Culotti holds that she is well within her rights as a homeowner, and is using a “crafty” way of marketing the house while at the same time raising money for worthy causes.
An emergency ordinance would have gone into effect immediately rather than going through the rounds of public process and 30-day implementation period, sparing angry La Mesa Drive residents from five additional parties scheduled through December which they say are inappropriate for a residential neighborhood.
It also wouldn’t have worked, said Councilmember Bobby Shriver.
Culotti’s attorney, Ben Reznik, has sent several letters identifying what he feels are flaws in the ordinance that violate her constitutional protection of freedom of association.
“The city would spend hundreds of thousands of dollars on lawyers,” Shriver said. “A more interesting way of proceeding would be to continue this item to the next council meeting and downgrade it to a regular ordinance.”
That gave the council two options — hearing another emergency ordinance on the issue or going the traditional route with a second reading and 30-day implementation period.
Which route the City Council took would be determined by the House of Rock itself.
Between now and then, there are three events scheduled on Oct. 30, Nov. 8 and Nov. 9.
Of those, the Oct. 30 event caused council members the most concern.
The party will be thrown in conjunction with popular radio station KIIS FM, which is giving away a small percentage of tickets to the event through call-in contests on the station.
While other parties were invite-only or were controlled by cost — an Oct. 18 event for City of Hope cost $600 for entry — the Oct. 30 event billed as “A really SIIK Halloween Party,” will have some who got in through the radio giveaway.
Council members worried that party goers might release the location on social media networks, resulting in a horde of tuned-in people descending on the quiet, residential street.

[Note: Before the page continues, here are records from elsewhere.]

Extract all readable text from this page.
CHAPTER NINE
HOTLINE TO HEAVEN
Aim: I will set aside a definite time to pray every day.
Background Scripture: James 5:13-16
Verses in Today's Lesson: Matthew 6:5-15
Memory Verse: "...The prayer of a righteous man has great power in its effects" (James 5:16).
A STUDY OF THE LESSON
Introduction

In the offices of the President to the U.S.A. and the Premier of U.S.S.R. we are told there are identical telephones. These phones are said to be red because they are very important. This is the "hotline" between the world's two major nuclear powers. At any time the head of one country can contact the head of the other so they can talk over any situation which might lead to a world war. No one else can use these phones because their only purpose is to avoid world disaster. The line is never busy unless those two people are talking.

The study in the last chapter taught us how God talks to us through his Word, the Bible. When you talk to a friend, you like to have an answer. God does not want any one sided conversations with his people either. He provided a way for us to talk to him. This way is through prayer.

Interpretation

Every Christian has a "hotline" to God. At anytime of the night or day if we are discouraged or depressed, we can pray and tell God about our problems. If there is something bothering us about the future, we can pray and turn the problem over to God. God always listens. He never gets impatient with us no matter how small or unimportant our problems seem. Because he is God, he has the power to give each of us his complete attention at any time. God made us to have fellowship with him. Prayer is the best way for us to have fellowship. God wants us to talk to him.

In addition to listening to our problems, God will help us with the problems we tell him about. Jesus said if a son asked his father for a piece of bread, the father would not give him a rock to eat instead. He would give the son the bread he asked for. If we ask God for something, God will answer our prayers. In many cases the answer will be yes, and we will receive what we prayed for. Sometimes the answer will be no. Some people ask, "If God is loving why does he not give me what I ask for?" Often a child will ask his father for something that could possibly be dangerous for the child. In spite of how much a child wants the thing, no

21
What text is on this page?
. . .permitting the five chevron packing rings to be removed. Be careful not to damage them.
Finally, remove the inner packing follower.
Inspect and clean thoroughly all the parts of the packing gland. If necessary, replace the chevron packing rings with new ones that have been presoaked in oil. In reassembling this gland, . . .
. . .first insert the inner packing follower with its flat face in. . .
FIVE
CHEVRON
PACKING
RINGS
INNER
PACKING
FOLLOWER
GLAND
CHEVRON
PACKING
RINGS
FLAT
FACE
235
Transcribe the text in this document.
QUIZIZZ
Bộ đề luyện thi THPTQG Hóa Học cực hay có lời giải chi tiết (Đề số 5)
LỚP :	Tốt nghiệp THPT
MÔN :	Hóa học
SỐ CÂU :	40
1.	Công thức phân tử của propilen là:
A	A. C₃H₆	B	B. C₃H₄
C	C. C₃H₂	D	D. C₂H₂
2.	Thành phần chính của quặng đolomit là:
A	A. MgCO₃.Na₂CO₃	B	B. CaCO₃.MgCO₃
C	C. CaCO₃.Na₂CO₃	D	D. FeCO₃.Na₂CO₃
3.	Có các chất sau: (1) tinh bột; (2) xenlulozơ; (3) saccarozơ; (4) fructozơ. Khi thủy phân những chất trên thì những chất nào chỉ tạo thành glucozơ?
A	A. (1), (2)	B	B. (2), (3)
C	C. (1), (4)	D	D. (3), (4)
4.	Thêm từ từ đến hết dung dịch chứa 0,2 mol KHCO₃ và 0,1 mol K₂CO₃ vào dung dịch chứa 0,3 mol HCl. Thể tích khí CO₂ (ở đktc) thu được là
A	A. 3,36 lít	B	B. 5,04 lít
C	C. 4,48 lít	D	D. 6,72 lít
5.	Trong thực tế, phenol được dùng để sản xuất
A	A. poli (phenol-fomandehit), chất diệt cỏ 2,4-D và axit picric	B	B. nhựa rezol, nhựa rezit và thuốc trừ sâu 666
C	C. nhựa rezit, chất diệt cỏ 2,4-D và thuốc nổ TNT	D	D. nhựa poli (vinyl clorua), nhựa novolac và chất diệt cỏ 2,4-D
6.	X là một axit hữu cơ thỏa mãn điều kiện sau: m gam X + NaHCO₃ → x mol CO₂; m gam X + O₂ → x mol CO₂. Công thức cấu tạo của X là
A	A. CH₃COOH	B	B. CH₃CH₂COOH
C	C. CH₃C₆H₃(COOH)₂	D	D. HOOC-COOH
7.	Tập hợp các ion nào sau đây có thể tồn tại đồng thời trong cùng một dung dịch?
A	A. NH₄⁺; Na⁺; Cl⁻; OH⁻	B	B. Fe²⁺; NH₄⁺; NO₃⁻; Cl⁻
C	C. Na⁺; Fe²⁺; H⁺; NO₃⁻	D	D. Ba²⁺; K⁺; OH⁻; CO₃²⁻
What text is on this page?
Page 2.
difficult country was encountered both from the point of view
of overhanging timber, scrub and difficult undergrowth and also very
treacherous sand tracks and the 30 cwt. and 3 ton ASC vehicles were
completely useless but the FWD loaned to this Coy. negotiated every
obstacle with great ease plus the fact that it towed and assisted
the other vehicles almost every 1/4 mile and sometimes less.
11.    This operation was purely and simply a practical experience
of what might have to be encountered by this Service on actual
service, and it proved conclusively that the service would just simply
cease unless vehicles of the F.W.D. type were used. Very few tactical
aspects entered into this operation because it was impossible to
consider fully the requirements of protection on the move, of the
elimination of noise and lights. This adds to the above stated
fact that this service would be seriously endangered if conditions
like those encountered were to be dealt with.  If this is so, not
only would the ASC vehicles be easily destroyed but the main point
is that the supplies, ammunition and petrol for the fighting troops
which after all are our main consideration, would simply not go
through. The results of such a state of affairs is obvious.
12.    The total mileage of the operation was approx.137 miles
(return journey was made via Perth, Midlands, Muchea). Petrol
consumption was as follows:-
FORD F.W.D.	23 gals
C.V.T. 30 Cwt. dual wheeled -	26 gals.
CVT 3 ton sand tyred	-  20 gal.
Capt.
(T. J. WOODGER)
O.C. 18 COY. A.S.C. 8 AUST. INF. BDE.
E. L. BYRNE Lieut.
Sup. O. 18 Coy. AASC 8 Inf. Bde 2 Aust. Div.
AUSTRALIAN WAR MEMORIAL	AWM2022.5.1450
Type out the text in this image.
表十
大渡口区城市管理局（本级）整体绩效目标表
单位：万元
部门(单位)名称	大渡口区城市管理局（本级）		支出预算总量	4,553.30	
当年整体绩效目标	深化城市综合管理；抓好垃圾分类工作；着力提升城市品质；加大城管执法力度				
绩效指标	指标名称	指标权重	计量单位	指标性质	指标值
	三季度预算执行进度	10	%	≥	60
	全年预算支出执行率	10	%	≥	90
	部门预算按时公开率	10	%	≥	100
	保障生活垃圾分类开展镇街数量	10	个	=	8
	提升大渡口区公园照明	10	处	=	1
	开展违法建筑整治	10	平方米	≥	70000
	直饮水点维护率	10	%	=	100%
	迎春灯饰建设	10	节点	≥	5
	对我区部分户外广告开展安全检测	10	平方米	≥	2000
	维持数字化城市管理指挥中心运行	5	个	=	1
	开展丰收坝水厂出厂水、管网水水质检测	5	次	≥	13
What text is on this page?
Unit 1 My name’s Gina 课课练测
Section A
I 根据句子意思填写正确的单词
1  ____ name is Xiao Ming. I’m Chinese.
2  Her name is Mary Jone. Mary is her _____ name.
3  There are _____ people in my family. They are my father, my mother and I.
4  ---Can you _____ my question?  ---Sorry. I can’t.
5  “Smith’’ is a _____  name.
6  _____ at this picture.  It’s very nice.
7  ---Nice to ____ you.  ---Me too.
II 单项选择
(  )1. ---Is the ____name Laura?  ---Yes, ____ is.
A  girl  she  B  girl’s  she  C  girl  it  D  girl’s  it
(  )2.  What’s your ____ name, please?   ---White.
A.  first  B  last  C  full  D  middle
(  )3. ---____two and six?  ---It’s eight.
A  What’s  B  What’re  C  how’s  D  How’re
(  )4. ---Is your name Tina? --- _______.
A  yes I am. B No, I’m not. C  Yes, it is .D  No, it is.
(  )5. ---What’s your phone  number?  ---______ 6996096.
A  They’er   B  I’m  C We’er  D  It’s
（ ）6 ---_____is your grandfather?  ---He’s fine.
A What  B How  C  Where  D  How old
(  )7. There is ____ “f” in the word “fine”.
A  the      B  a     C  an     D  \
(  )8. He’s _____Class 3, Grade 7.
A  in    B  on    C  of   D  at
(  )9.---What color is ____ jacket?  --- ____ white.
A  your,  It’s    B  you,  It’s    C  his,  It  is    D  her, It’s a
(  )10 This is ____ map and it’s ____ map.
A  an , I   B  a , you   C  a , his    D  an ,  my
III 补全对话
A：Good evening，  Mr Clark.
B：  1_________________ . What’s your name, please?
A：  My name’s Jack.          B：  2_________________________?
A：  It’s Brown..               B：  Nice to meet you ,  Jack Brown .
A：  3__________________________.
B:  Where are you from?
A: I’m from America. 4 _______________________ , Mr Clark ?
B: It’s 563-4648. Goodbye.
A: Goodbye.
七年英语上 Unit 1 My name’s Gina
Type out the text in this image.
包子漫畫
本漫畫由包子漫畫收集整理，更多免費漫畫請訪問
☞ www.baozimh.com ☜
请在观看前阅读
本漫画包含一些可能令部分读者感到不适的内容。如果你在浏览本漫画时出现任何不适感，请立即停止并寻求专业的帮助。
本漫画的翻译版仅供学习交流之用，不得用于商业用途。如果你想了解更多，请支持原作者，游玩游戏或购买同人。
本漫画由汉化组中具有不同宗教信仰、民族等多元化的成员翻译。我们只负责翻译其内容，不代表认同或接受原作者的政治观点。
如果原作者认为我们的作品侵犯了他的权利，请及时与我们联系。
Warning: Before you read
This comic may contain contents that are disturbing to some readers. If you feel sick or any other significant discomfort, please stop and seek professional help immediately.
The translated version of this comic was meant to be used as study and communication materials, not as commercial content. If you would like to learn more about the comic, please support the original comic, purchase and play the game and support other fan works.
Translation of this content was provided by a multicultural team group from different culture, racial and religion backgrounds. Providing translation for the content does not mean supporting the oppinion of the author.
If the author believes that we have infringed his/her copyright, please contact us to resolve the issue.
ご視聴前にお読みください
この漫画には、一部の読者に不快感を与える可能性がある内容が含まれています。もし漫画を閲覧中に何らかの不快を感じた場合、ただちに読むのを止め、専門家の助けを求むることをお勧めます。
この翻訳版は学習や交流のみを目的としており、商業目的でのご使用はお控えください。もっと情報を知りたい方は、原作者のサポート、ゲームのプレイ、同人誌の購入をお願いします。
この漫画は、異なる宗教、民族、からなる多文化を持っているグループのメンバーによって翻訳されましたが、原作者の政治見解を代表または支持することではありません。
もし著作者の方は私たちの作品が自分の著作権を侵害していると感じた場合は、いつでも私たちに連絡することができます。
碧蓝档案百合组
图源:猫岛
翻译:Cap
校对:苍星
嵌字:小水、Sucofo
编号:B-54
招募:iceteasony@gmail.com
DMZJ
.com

If that happens, the facts will line up against Culotti’s ability to control the parties at her home, and an emergency ordinance will be defensible in court, Shriver said.
So far, nothing else Culotti has done at the home seems to have gotten on the wrong side of the law.
The City Attorney’s Office and Code Enforcement checked out her operation and gave it the green light, despite protestations by neighbors that she was running an illegal business.
Culotti herself referred to the home sale as a business in public hearings, including at a Landmark Commission meeting where she appeared to apply for lower property taxes for the historic home.
Neighbors have also raised questions over whether or not she lives at the home on La Mesa Drive given the fact that her husband owns a home on Adelaide Drive.
That didn’t matter too much to Mayor Pro Tem Gleam Davis, who led the charge in questioning Culotti and many of the people who came to speak for her cause.
“The pretense of this being a residence that has the occasional charitable event has fallen away,” Davis said.